The Employers Survey, the findings of which were released recently, will aid Barbados in its quest to effectively anticipate skills needs.
Labour Minister, Colin Jordan, pointed this out yesterday as he addressed a brief ceremony prior to the presentation of findings on the survey that was conducted in conjunction with the Inter-American Development Bank (IDB) Skills For The Future Program and the Ministry of Education, Technological and Vocational Training.
The findings were presented in the Main Conference Room of the Warrens Office Complex by Principal Senior Consultant, Brenda Wedge, an employee with MRSB Consulting Services Inc., a Canadian firm contracted by the IDB to undertake the survey.
Explaining further, Mr. Jordan said: “The information gathered from the survey will play a crucial role in policy development, and will ensure that adequate resources are assigned with respect to curricula design, career advancement and counselling. Indeed, this information will prove to be very useful in designing occupational standards to match curricula.
“And, we have to pay particular attention to those standards because we want to produce a workforce that is mobile. We live in a global shrinking world, so even though we are looking forward to that training to be applied directly in our country we are aware of the fact that we are developing global citizens.”
The Minister added that the results of the survey would also guide the design of migration policies addressing the movement of skills, and create information on which to base decision-making.
“For example, the information will lend to more strategic decision-making by the Immigration Department when it has to consider applications for work permits. It will also support the issuing of CARICOM Skills Certificates by the Barbados Accreditation Council,” he explained.
Alluding to one finding from the survey which focused on the tourism sector, he deemed it insightful. He said it revealed that 13 per cent of respondents were using work permits to fill vacant positions within their companies and these ranged from Sushi Chef to Chief Executive Officer.

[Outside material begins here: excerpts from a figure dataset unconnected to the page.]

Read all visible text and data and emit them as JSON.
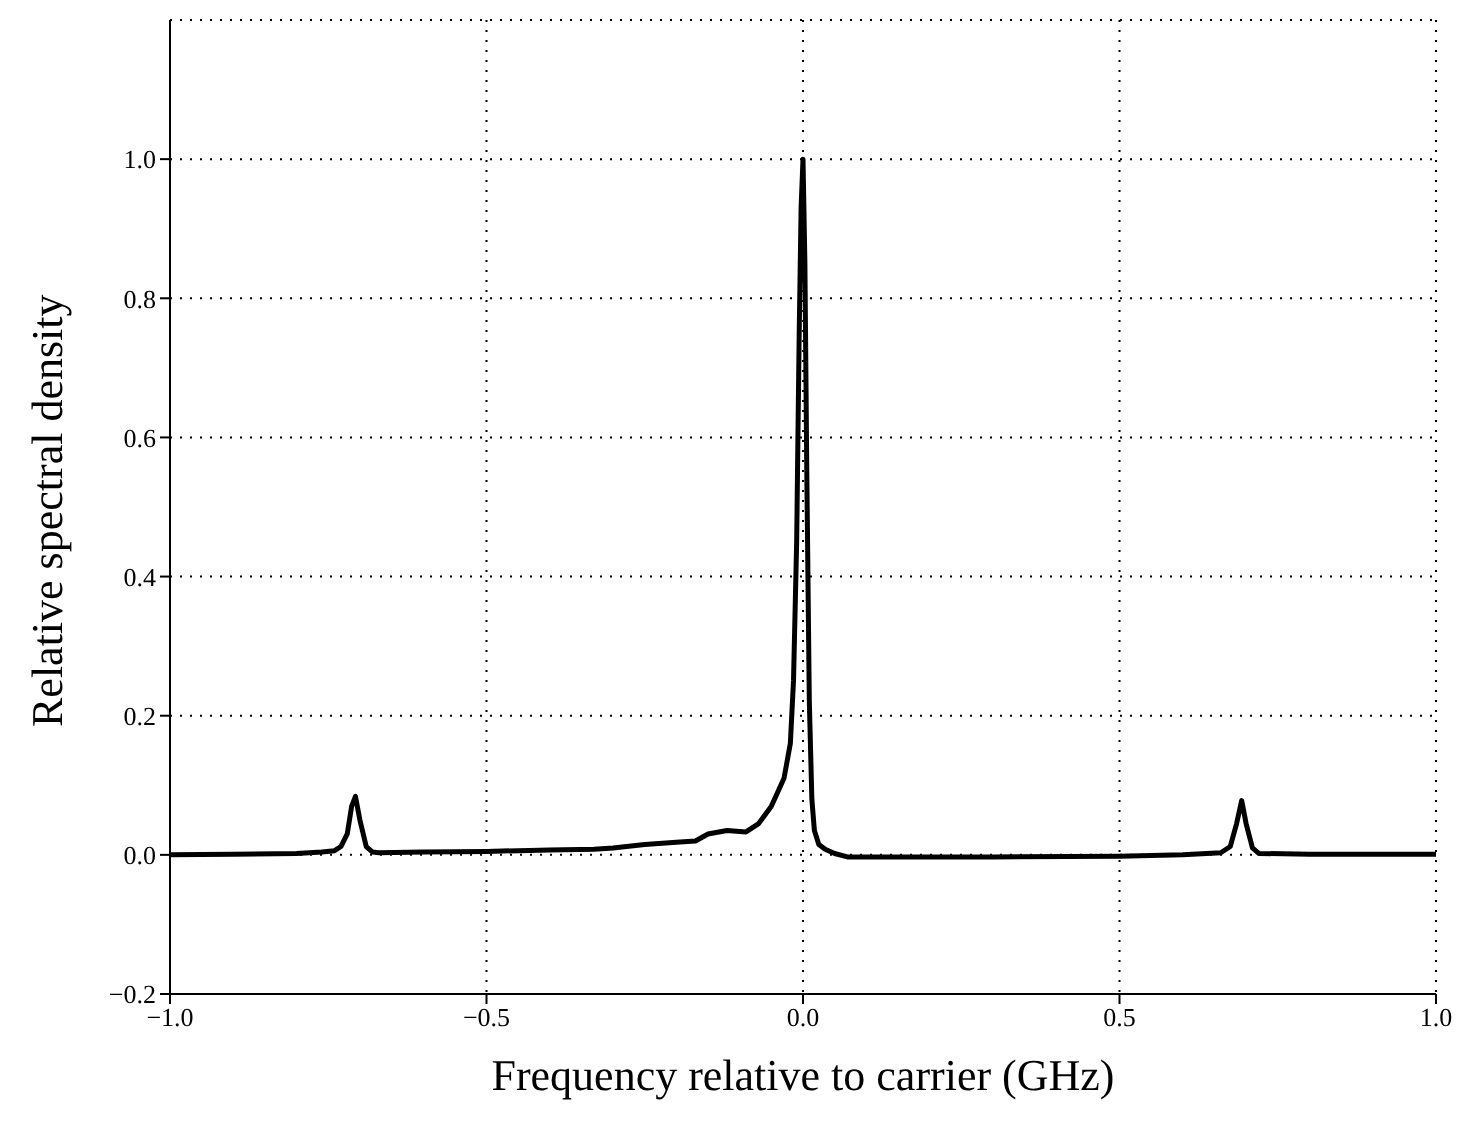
{
  "chart_data": {
    "type": "line",
    "xlabel": "Frequency relative to carrier (GHz)",
    "ylabel": "Relative spectral density",
    "xlim": [
      -1.0,
      1.0
    ],
    "ylim": [
      -0.2,
      1.2
    ],
    "xticks": [
      {
        "value": -1.0,
        "label": "−1.0"
      },
      {
        "value": -0.5,
        "label": "−0.5"
      },
      {
        "value": 0,
        "label": "0.0"
      },
      {
        "value": 0.5,
        "label": "0.5"
      },
      {
        "value": 1.0,
        "label": "1.0"
      }
    ],
    "yticks": [
      {
        "value": -0.2,
        "label": "−0.2"
      },
      {
        "value": 0,
        "label": "0.0"
      },
      {
        "value": 0.2,
        "label": "0.2"
      },
      {
        "value": 0.4,
        "label": "0.4"
      },
      {
        "value": 0.6,
        "label": "0.6"
      },
      {
        "value": 0.8,
        "label": "0.8"
      },
      {
        "value": 1.0,
        "label": "1.0"
      }
    ],
    "grid": true,
    "legend": false,
    "marker": "none",
    "line_style": "solid",
    "series": [
      {
        "color": "#000000",
        "x": [
          -1.0,
          -0.9,
          -0.8,
          -0.76,
          -0.74,
          -0.73,
          -0.72,
          -0.713,
          -0.707,
          -0.7,
          -0.69,
          -0.68,
          -0.67,
          -0.6,
          -0.5,
          -0.4,
          -0.33,
          -0.3,
          -0.25,
          -0.2,
          -0.17,
          -0.15,
          -0.12,
          -0.09,
          -0.07,
          -0.05,
          -0.04,
          -0.03,
          -0.02,
          -0.015,
          -0.01,
          -0.006,
          -0.003,
          0,
          0.003,
          0.006,
          0.01,
          0.014,
          0.018,
          0.025,
          0.035,
          0.05,
          0.07,
          0.1,
          0.3,
          0.5,
          0.6,
          0.66,
          0.675,
          0.685,
          0.693,
          0.7,
          0.71,
          0.72,
          0.8,
          0.9,
          1.0
        ],
        "values": [
          0,
          0.001,
          0.002,
          0.004,
          0.006,
          0.012,
          0.03,
          0.07,
          0.084,
          0.05,
          0.012,
          0.004,
          0.003,
          0.004,
          0.005,
          0.007,
          0.008,
          0.01,
          0.015,
          0.018,
          0.02,
          0.03,
          0.035,
          0.033,
          0.045,
          0.07,
          0.09,
          0.11,
          0.16,
          0.25,
          0.45,
          0.75,
          0.93,
          1.0,
          0.85,
          0.55,
          0.22,
          0.08,
          0.035,
          0.015,
          0.008,
          0.002,
          -0.003,
          -0.003,
          -0.003,
          -0.002,
          0.0,
          0.003,
          0.012,
          0.045,
          0.078,
          0.045,
          0.01,
          0.002,
          0.001,
          0.001,
          0.001
        ]
      }
    ]
  }
}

“This to my mind is a clear indication that a skills gap exists and, therefore, needs to be seriously addressed. With such information, the Barbados Labour Market Information System is able to appropriately advise training providers and allow them to be better positioned to supply the competencies and skills required by the tourism sector,” he pointed out.
Education Lead Specialist with the IDB, Sabine Rieble Aubourg, noting the study was the result of diligent work on behalf of the Ministries of Labour and Education, said the objective was to support the creation of a demand-driven, professional development and training service system.
Expressing the hope that it would be the first step of more initiatives to come and to provide updated and relevant data on labour needs and skills gaps, she said: “I hope that the results will be used by the training institutes to review their training programmes, to really better serve the needs of the economy and the private sector.”